14. Batch when possible
Repeated similar calls? Either batch into one prompt (BatchPrompt: process N items with shared instructions) or use provider batch APIs (commonly ~50% off on major providers). Only works when latency is flexible.
Audit workflow
When a user asks for a token review, follow this order:
- Measure baseline. Count tokens for system prompt, a typical user turn, tool schemas, and expected output. (If you can't, estimate: 1 token ≈ 4 chars of English ≈ 0.75 words.)
- Find the biggest chunk that repeats. That's the first target.
- Propose changes with diffs, grouped by tactic #, each with estimated savings.
- Flag risk. For each change, say what quality signal to watch and how to verify (A/B comparison, small eval set, spot-check).
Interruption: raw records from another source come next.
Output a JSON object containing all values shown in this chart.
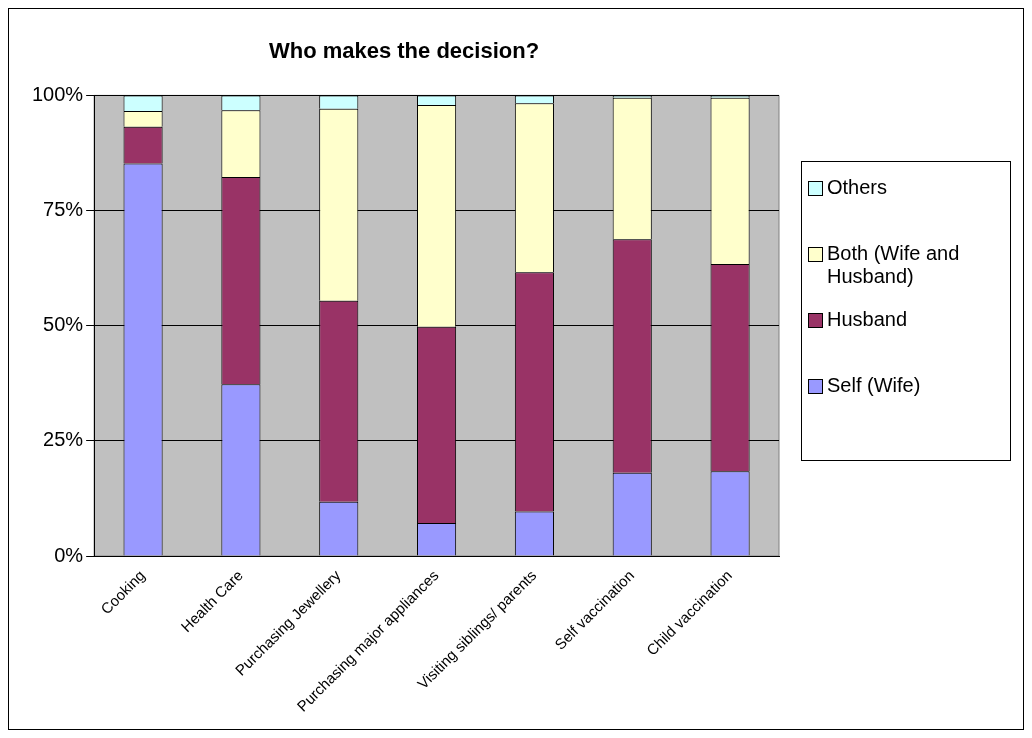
{
  "chart_data": {
    "type": "bar",
    "title": "Who makes the decision?",
    "stacked": true,
    "categories": [
      "Cooking",
      "Health Care",
      "Purchasing Jewellery",
      "Purchasing major appliances",
      "Visiting siblings/ parents",
      "Self vaccination",
      "Child vaccination"
    ],
    "series": [
      {
        "name": "Self (Wife)",
        "color": "#9999ff",
        "values": [
          85.2,
          37.3,
          11.8,
          7.2,
          9.7,
          18.1,
          18.4
        ]
      },
      {
        "name": "Husband",
        "color": "#993366",
        "values": [
          8,
          45,
          43.6,
          42.6,
          51.9,
          50.7,
          45
        ]
      },
      {
        "name": "Both (Wife and Husband)",
        "color": "#ffffcc",
        "values": [
          3.4,
          14.5,
          41.7,
          48.1,
          36.7,
          30.7,
          36.1
        ]
      },
      {
        "name": "Others",
        "color": "#ccffff",
        "values": [
          3.4,
          3.2,
          2.9,
          2.1,
          1.7,
          0.5,
          0.5
        ]
      }
    ],
    "ylim": [
      0,
      100
    ],
    "yticks": [
      {
        "value": 0,
        "label": "0%"
      },
      {
        "value": 25,
        "label": "25%"
      },
      {
        "value": 50,
        "label": "50%"
      },
      {
        "value": 75,
        "label": "75%"
      },
      {
        "value": 100,
        "label": "100%"
      }
    ],
    "grid": "y",
    "legend": "right"
  }
}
- Quantify the bottom line. Expected % reduction at current volume, dollar impact if the user shared pricing.
Report template
## Token audit: <surface>
**Baseline**
- System prompt: X tok
- Avg user turn: Y tok
- Tool schemas: Z tok
- Avg output: W tok
- Per-request total: ~N tok
**Recommendations** (ordered by impact)
1. [Tactic #] <Change> — est. −A tok (−B%)
Before: …
After: …
Risk: <what to watch> | Verify: <how>
2. …
**Estimated impact**: −P% per request. At V requests/day → ~M tokens/day saved.
**Not changed**: <things I left alone and why>
What not to do
- Don't over-compress to the point of ambiguity. Saving 20 tokens isn't worth a 5% quality regression.
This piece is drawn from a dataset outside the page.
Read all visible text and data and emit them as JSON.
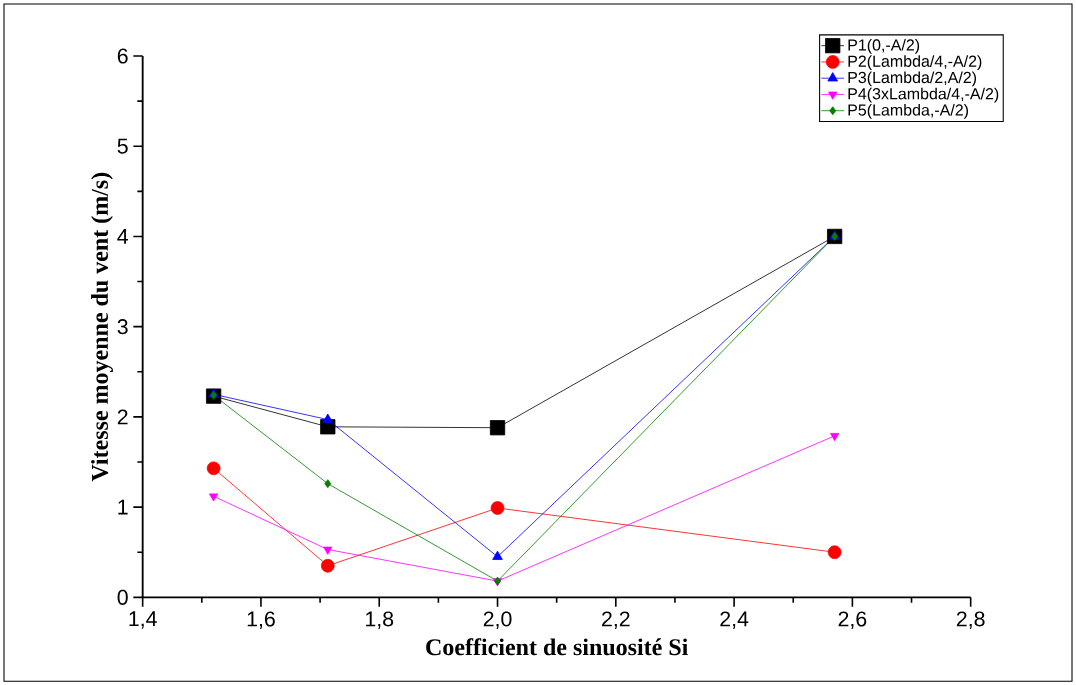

- Don't change stable prefixes casually when prompt caching is in play — a one-word edit invalidates the whole cache.
- Don't delete safety or policy instructions without explicit user sign-off, even if they look redundant.
- Don't optimize low-volume prompts first — 1000 tokens saved on a prompt called once/week is rounding error; 10 tokens saved on a system prompt called 10k times/day is real money.
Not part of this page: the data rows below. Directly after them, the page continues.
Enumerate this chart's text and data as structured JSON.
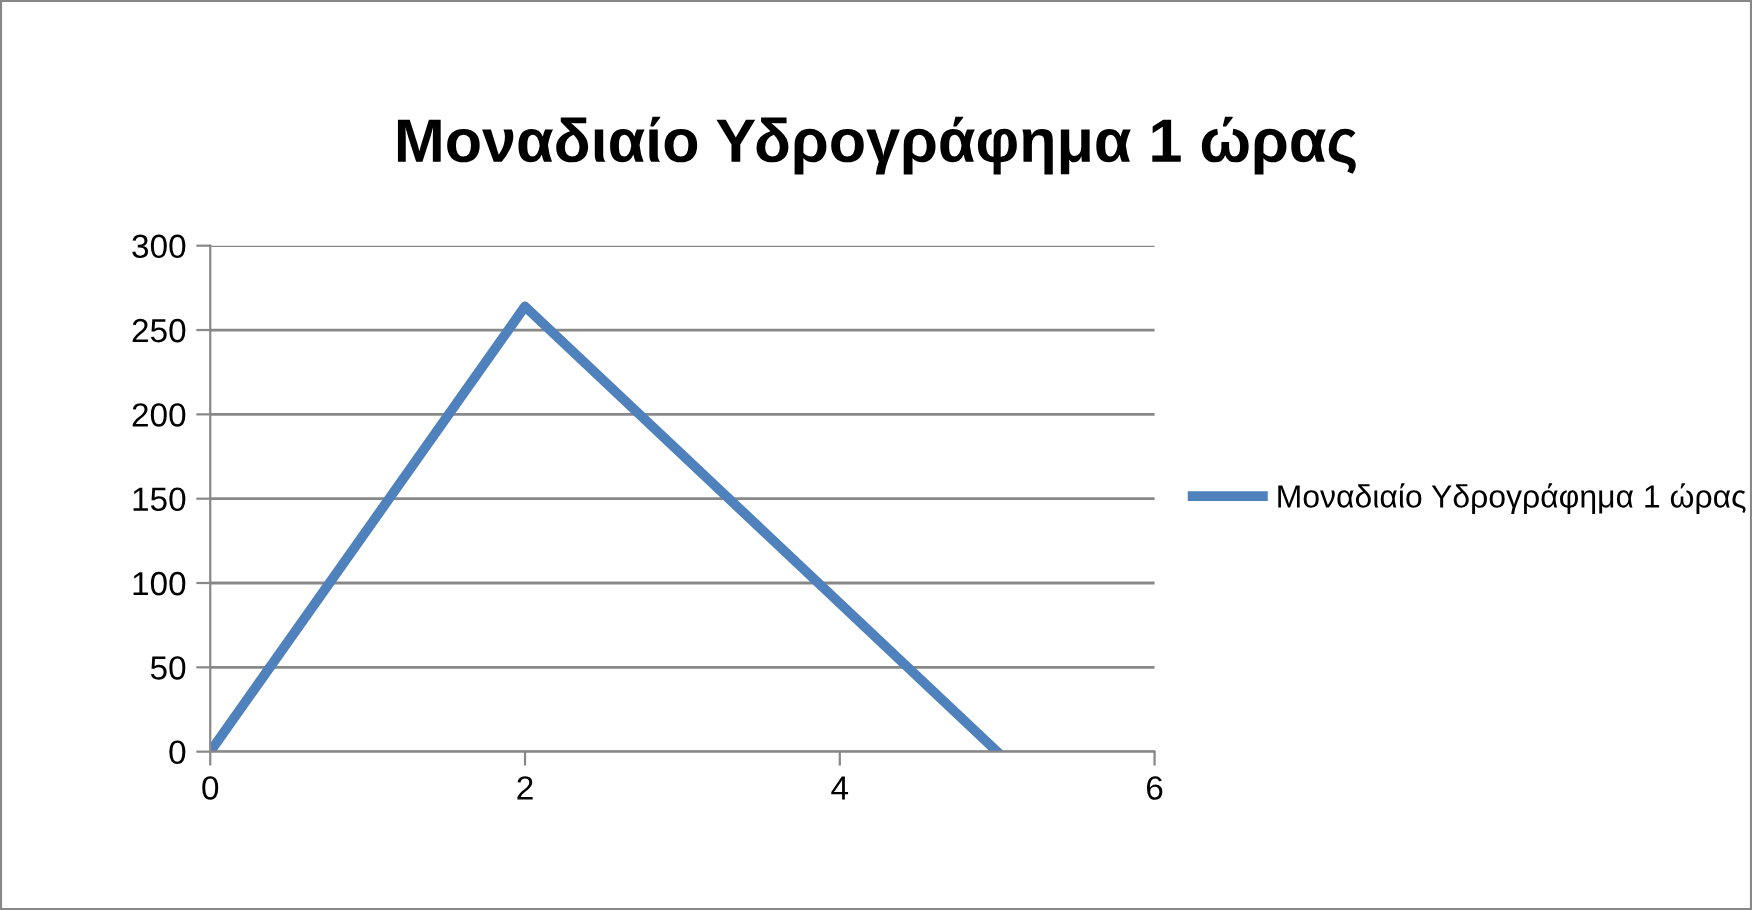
{
  "chart_data": {
    "type": "line",
    "title": "Μοναδιαίο Υδρογράφημα 1 ώρας",
    "x": [
      0,
      2,
      5
    ],
    "series": [
      {
        "name": "Μοναδιαίο Υδρογράφημα 1 ώρας",
        "color": "#4f81bd",
        "values": [
          0,
          264,
          0
        ]
      }
    ],
    "xlim": [
      0,
      6
    ],
    "xticks": [
      0,
      2,
      4,
      6
    ],
    "ylim": [
      0,
      300
    ],
    "yticks": [
      0,
      50,
      100,
      150,
      200,
      250,
      300
    ],
    "grid": "y",
    "legend": "right",
    "marker": "none",
    "line_style": "solid"
  }
}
- Don't confuse activity with impact. Shortening the user-facing chat box is mostly cosmetic; the win is in what the model sees, not what the user types.
Quick reference: tactic → typical savings
| Tactic | Typical savings | Best when |
|---|
| Prompt caching (stable prefix) | 70–90% on cached reads | High-volume, stable system prompt |
| Semantic caching | 30–70% (up to ~73%) | High query repetition |
| Model cascading | 10–50× cost ratio | Mixed-difficulty workloads |
| System-prompt trimming | 20–60% | Prompts never audited before |
| Context compaction/summarization | 40–70% (up to ~95%) | Long agent sessions |
| Structured output (JSON/function) | 60–80% on outputs | Classification, extraction |
Output max_tokens + length hint | 20–40% | Open-ended generation |
| Few-shot trimming | 5–15% | Example-heavy prompts |
| Filler/politeness removal | 20–70% on that prompt | Verbose user prompts |
Numbers are representative ranges from published practitioner reports (IBM, Anthropic, Redis, Portkey, Elementor, JetBrains, Microsoft Agent Framework, and others) — your mileage depends on workload shape. Always verify with a real A/B on your own traffic.